La poudre blanche, cannabis de synthèse communément appelée "chimique" (image: gendarmerie)
La poudre blanche, cannabis de synthèse communément appelée "chimique" (image: gendarmerie)
La poudre blanche, cannabis de synthèse communément appelée « chimique » (image: gendarmerie)

22 individus ont été interpellés et 170 g de drogue «chimique» dans son état initial saisis, de même qu’un important lot de matériels informatiques, une arme de poing à grenaille ainsi que des équipements de conditionnement et de vente des stupéfiants et 2.400 € en numéraire. La gendarmerie de Mayotte annonce le démantèlement d’un trafic international de drogue de synthèse.

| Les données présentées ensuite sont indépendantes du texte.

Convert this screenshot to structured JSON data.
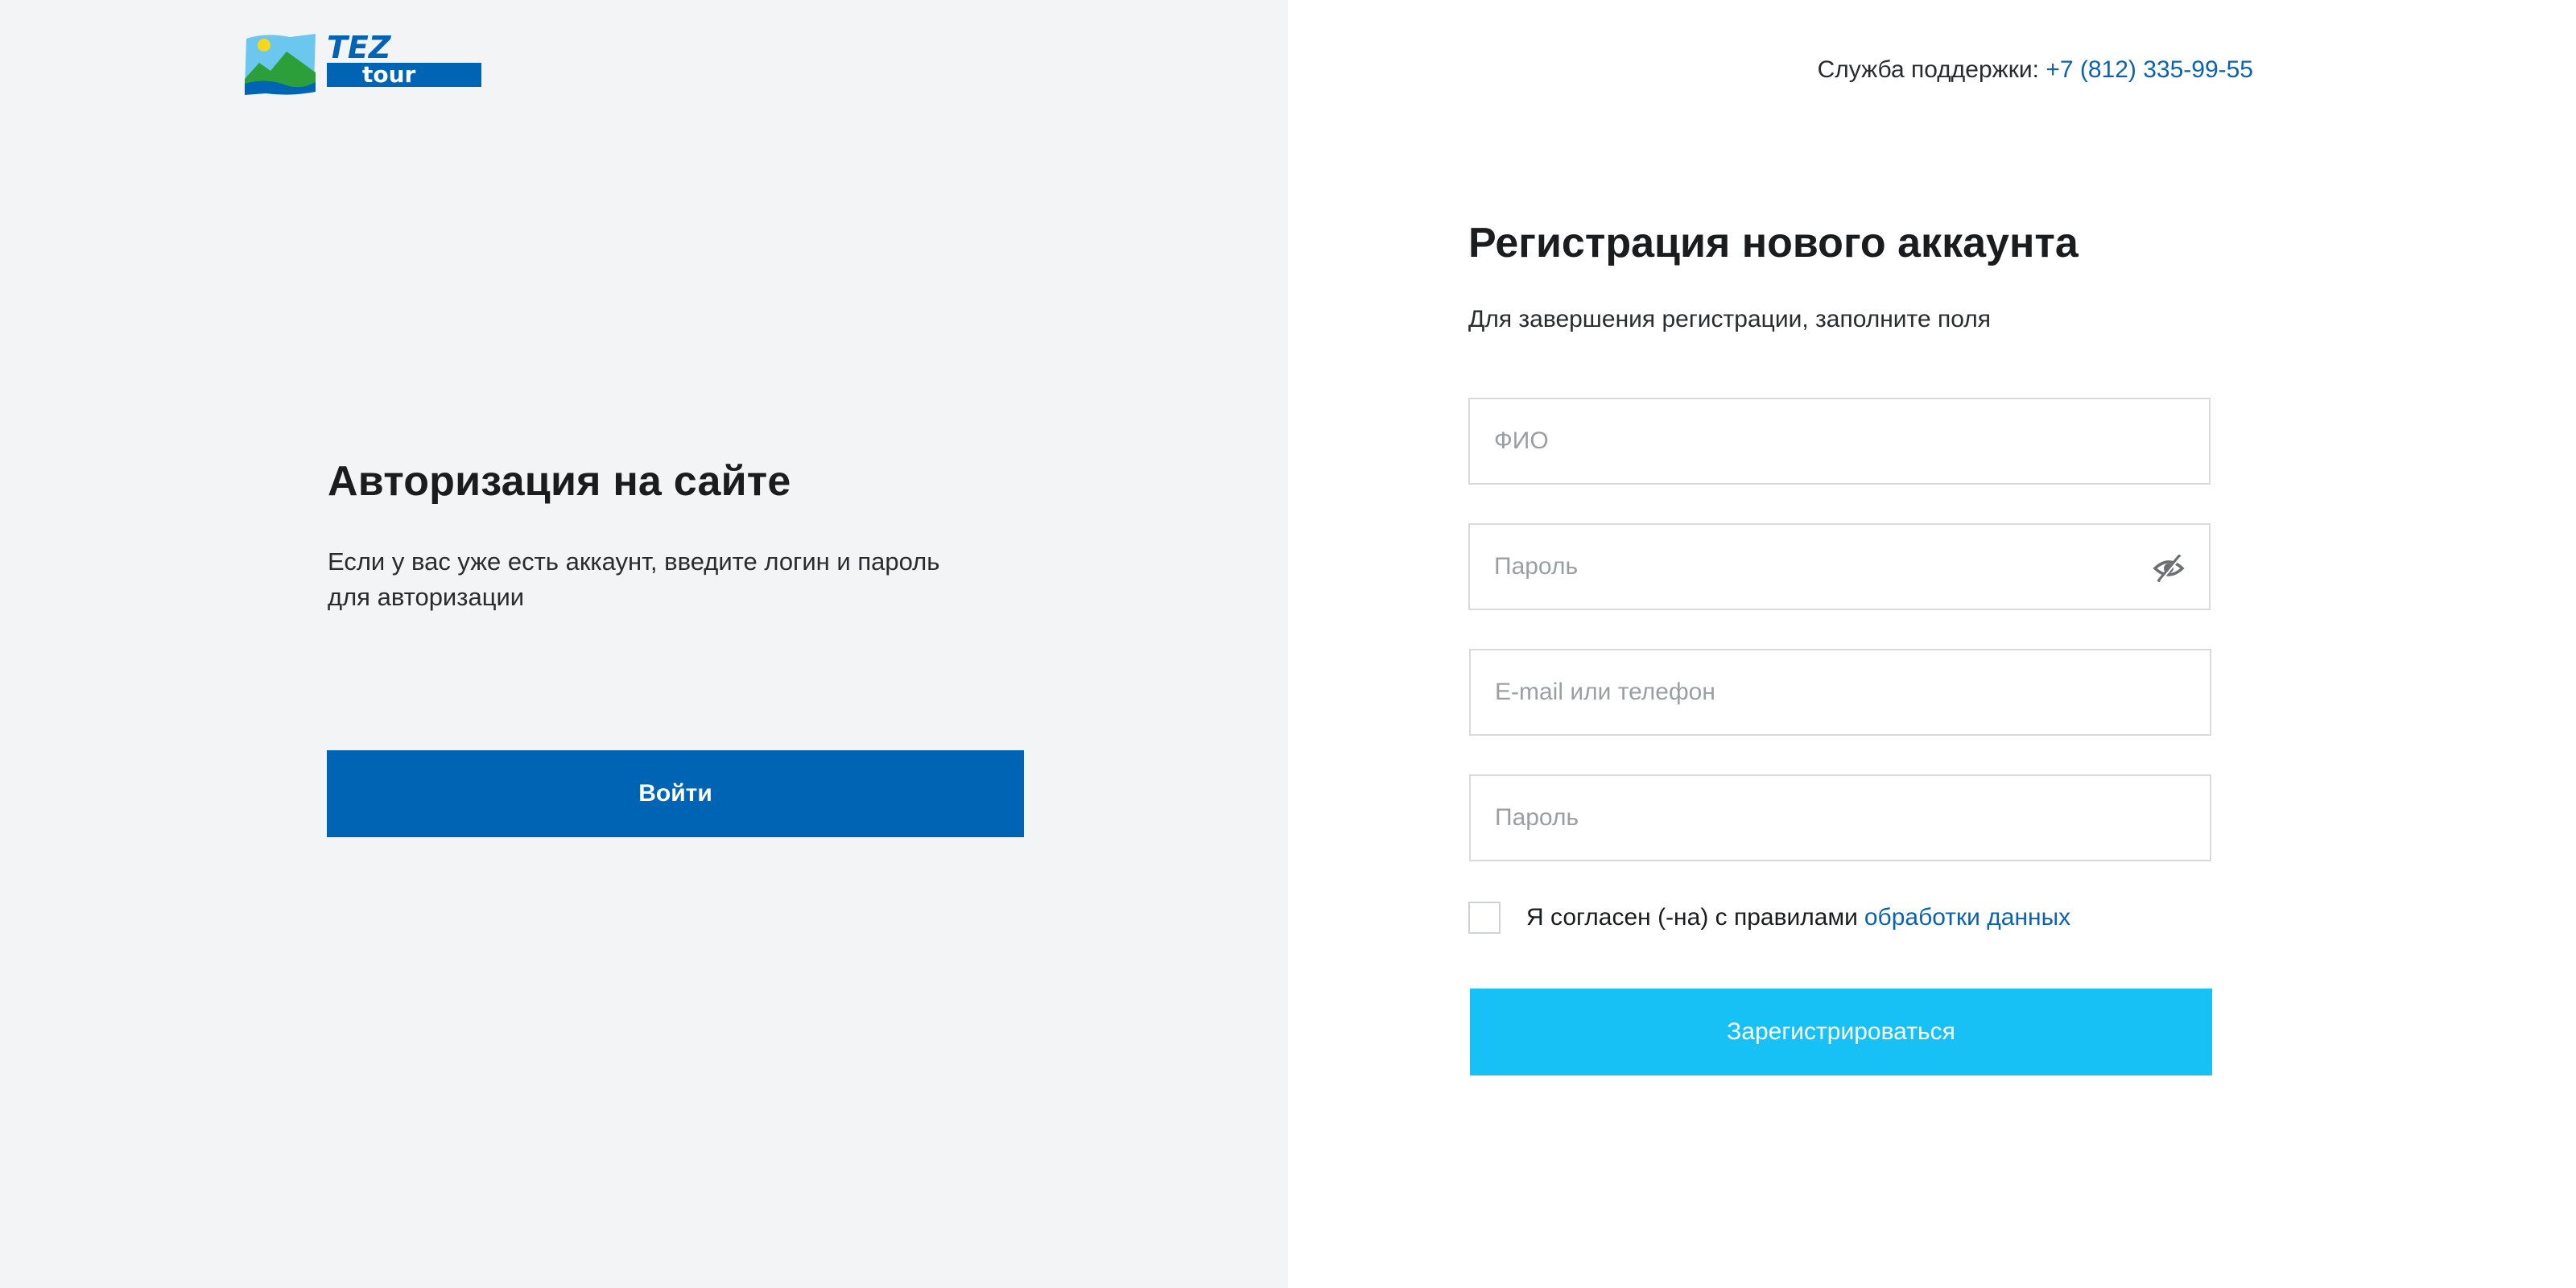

Cela fait maintenant 3 ans, que la «chimique», un cannabis de synthèse qui se présente sous forme de poudre blanche est apparue à Mayotte où sa consommation s’est progressivement répandue. Dans le département, cette drogue est achetée sur Internet. Pour la consommer, les utilisateurs la pulvérisent sur du tabac à rouler. Une fois séché, le tabac est vendu à l’unité sous forme de doses.

Ses effets sont dévastateurs, beaucoup plus forts que ceux du cannabis local, la bangué, et provoquent une addiction rapide.
Le prix de la dose varie de 5 à 10 € ce qui valorise le paquet de «tabac» de 30 g à plusieurs centaines d’euros.

1.400 consommateurs

La section de recherches (SR) de la gendarmerie de Pamandzi a mis patiemment en place une surveillance importante jusqu’à identifier les principaux acteurs de ce trafic sévissant sur l’ensemble de l’île.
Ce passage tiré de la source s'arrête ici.